Hails from one of Australia’s most remote indigenous communities: the Warnindilyakwa mob of Groote Eylandt, an island in the Gulf of Carpentaria, Emily Wurramara’s soaring vocal and beautiful storytelling is enough to leave you plastered in goosebumps. Her debut album, Milyakburra, is performed in both English and her traditional language Anindilyakwa and is a beautifully poetic celebration of family, culture, and country.

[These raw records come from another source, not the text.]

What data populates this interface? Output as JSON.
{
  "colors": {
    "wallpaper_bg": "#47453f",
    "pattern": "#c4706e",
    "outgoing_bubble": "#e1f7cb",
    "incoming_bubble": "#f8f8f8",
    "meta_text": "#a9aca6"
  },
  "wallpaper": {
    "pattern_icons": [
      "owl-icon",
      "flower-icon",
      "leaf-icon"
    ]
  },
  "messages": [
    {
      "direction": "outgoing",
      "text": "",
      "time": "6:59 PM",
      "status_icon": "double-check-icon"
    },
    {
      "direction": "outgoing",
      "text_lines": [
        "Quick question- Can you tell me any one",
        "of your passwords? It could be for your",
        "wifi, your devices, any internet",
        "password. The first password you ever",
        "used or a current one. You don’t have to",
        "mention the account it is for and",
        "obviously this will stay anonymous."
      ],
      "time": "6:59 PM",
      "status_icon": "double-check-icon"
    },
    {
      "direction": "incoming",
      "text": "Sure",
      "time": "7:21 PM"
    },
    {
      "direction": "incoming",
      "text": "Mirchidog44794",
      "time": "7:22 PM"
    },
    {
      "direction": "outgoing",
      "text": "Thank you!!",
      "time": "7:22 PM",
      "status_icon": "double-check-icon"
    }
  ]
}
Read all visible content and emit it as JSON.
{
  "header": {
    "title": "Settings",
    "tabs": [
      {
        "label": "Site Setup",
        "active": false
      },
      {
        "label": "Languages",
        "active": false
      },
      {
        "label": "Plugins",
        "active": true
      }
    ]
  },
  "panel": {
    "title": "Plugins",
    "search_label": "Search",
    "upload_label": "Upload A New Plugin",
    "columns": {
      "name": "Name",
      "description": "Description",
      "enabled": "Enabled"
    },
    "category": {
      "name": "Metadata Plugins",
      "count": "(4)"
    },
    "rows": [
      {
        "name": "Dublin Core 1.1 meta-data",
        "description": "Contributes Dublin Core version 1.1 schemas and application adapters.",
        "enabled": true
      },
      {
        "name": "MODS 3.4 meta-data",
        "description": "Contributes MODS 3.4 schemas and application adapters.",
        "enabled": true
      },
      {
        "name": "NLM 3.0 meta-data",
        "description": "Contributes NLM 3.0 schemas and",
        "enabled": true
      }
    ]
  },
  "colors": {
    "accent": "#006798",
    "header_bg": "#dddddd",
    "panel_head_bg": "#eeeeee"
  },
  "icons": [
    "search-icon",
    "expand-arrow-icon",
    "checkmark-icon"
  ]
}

The Merindas – the collective force of Candice Lorrae of Jawoyn and Thursday Islander heritage and Ballardong Whadjuk and Nyoongar woman Kristel Kickett – create glorious r&B-fuelled electro-pop that draws from their heritage and is dedicated to the preservation of Indigenous language and culture. Originally forming in Perth singing Motown hits for the premiere of The Sapphires film in 2012, the duo have gone on to sing alongside the likes of Brandy, Jessica Mauboy, Dan Sultan, and Mo’ju and work with young Indigenous women in building confidence and creative leadership. Their energy is infectious and their grooves will have you moving in no time.